Devan menggeleng dan menggenggam tangan Shabrina dengan erat. Seolah mereka memang harus saling menguatkan saat ini.
"Mas akan cari cara. Kamu sabar ya" jawab Devan.
"Tapi apa yang dikatakan oleh ibu mas juga benar. Hutang Budi bisa dibayar dengan Budi, tapi hutang nyawa bagaimana membayar nya. Mas ada disini bersama Shasa dan anak anak juga karena mereka. Dan sekarang....."
"Sssttt" Devan langsung menghentikan perkataan Shabrina.
"Sha... walaupun kamu mengizinkan, aku tetap tidak akan menduakan kamu, apalagi sampai harus menikahi Shabrina." tegas Devan.
"Tapi bagaimana jika mereka memaksa?" tanya Shabrina sedikit berseru.
"Aku lebih baik mati dan mengembalikan jantung ini pada mereka".
deg
Shabrina langsung mematung mendengar itu. Seriuskah Devan dengan perkataan nya itu???
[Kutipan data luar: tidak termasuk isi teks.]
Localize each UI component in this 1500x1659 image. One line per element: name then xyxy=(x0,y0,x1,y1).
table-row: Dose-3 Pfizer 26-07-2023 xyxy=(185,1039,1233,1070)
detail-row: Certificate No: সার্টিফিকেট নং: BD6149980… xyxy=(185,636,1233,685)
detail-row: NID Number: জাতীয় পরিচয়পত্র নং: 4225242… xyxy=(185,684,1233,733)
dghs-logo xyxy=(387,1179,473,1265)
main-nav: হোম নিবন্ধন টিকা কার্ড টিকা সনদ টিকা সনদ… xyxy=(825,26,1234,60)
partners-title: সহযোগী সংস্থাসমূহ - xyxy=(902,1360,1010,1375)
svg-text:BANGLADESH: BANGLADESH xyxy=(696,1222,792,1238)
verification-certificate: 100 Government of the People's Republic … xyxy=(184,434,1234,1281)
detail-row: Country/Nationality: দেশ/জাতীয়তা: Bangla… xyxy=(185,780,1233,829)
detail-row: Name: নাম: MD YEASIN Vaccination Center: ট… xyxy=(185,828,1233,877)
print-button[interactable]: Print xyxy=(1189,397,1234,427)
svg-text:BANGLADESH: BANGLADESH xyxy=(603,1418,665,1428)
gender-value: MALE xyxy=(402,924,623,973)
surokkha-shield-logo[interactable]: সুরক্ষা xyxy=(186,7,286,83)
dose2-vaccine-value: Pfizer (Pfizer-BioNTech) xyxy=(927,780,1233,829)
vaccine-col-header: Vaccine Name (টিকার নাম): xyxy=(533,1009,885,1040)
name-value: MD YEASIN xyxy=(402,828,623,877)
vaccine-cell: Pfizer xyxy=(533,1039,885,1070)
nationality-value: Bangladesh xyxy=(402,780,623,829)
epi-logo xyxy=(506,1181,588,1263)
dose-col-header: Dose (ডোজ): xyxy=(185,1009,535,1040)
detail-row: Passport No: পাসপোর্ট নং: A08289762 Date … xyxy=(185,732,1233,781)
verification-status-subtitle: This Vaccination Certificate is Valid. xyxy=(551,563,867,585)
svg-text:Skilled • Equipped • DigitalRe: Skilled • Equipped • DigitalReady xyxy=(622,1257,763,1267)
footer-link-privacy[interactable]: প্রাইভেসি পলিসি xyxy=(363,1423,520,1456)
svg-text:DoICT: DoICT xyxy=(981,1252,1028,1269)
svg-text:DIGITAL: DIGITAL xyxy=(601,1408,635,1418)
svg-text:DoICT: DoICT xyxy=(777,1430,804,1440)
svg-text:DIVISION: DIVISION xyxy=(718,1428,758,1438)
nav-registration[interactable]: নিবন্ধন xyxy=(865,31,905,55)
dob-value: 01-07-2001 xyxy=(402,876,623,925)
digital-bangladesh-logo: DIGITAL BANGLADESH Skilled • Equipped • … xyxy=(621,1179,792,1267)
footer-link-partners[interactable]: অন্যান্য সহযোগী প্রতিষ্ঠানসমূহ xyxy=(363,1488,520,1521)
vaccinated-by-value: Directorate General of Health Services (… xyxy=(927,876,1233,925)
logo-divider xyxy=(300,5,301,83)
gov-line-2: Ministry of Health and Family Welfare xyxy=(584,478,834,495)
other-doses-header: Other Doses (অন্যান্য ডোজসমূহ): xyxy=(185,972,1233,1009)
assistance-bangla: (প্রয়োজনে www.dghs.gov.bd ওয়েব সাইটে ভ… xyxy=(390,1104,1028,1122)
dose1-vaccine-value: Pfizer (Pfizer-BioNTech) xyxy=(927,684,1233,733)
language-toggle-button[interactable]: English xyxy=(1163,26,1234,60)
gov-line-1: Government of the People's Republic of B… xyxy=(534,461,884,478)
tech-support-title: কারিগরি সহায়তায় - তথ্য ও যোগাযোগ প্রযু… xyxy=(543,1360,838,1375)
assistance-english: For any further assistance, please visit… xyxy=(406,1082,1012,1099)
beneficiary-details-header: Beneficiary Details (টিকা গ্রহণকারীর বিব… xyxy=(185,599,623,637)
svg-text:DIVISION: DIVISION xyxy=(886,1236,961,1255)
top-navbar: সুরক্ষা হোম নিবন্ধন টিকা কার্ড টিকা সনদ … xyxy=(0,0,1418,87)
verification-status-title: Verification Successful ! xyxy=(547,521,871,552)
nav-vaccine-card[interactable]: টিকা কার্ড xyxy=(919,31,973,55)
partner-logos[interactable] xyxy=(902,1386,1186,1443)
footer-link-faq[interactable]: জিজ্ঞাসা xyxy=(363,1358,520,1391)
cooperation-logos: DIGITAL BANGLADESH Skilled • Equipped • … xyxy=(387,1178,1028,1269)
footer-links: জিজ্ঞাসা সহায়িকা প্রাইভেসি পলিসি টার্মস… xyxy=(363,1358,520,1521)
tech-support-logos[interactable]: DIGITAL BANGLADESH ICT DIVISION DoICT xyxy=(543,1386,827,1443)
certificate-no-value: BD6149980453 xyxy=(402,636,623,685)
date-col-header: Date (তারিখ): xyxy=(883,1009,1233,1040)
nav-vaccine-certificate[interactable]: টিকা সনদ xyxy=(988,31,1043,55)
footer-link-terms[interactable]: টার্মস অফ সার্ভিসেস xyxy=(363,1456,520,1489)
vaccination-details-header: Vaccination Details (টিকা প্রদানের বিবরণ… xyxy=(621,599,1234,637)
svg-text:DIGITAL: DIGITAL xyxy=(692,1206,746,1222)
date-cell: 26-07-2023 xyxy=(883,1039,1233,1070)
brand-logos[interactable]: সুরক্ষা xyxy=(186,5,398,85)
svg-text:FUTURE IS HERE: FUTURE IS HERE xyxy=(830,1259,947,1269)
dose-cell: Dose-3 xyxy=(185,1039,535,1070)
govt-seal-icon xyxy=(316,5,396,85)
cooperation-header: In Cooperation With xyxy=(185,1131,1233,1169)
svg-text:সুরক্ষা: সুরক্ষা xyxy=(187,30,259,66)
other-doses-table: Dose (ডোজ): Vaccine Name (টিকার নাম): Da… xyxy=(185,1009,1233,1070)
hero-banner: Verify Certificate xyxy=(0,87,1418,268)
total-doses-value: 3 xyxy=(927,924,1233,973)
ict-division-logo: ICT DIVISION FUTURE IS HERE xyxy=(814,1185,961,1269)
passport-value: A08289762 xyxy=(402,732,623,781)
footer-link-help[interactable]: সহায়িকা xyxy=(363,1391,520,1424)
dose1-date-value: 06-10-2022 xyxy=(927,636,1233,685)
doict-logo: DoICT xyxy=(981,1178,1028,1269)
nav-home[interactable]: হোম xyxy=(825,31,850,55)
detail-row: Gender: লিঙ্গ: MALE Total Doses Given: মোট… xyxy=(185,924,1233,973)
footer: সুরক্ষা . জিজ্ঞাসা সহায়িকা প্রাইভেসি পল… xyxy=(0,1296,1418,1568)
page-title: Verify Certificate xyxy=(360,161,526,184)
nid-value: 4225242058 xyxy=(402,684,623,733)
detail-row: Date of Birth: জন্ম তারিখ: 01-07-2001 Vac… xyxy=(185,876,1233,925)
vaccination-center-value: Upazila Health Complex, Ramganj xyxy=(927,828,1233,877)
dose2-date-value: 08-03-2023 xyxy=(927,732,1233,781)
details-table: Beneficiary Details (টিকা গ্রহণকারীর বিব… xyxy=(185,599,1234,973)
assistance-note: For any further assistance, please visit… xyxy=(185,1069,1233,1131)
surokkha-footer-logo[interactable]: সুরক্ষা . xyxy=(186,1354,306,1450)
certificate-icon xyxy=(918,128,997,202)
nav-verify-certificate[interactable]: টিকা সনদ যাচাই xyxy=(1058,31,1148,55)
"Sha... aku itu cinta sama kamu. Enam tahun berpisah dengan mu benar benar membuat ku tersiksa. Cinta ku tidak sesederhana itu Sha. Dari pada melihat kamu bersedih karena aku yang menduakan mu, lebih baik aku mati" ungkap Devan dengan begitu serius.
Shabrina menggeleng dan semakin terisak. Dia langsung memeluk Devan dengan erat, sangat erat bahkan Devan sampai merasakan jantung Shasa yang berdetak dengan kuat dan tidak menentu.
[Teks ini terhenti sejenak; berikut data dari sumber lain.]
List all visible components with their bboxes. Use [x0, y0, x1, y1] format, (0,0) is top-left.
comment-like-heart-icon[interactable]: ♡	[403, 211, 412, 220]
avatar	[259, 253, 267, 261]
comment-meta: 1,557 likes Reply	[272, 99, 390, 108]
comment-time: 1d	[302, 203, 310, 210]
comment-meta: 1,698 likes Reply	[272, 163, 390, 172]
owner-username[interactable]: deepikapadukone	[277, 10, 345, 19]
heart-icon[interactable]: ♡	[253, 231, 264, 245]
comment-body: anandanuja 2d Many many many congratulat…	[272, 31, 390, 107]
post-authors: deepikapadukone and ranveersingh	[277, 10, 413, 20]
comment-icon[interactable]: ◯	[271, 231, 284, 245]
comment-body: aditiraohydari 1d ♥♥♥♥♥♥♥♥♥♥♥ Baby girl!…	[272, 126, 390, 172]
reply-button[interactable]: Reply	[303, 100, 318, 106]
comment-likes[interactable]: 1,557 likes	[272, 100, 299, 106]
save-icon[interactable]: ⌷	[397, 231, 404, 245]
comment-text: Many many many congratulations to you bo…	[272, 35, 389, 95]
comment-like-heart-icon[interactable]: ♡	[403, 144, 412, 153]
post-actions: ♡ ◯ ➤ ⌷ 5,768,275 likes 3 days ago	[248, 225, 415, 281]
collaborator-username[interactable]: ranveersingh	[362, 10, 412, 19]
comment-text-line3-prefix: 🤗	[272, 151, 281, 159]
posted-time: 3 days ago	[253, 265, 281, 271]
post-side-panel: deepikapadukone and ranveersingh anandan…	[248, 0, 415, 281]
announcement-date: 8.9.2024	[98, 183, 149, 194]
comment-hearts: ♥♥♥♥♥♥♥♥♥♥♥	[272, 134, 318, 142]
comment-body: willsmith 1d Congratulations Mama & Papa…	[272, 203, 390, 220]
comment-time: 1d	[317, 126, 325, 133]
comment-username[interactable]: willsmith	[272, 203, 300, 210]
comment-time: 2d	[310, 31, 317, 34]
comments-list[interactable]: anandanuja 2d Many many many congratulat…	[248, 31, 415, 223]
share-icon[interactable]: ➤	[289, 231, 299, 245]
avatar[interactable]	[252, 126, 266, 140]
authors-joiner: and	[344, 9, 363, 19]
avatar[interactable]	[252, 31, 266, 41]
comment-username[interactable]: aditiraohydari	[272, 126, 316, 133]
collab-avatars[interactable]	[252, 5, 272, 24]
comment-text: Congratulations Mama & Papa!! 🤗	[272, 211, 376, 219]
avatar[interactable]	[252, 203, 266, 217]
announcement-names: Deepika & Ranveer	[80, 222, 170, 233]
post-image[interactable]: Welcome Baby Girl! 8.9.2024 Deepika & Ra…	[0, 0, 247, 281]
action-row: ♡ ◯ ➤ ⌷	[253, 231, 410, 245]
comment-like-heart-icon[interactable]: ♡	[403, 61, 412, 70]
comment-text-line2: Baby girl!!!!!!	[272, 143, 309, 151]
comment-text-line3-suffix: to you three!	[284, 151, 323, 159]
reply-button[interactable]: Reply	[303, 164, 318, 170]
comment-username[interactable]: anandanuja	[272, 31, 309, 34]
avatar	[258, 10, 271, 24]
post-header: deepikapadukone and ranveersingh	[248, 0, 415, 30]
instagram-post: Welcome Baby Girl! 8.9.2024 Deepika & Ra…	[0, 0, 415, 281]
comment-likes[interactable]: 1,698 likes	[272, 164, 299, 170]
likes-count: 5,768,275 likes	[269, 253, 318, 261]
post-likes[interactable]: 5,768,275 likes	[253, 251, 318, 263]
"Shasa lebih memilih kita berpisah dari pada harus kehilangan mas untuk selama nya" ucap Shabrina dengan Isak tangisnya.
Devan memejamkan matanya dan terpaku.
"Apa artinya mas hidup jika kamu tidak ada. Arsya dan Nesya butuh kamu. Apa kamu tega meninggalkan mereka?" tanya Devan dengan nada yang begitu lirih.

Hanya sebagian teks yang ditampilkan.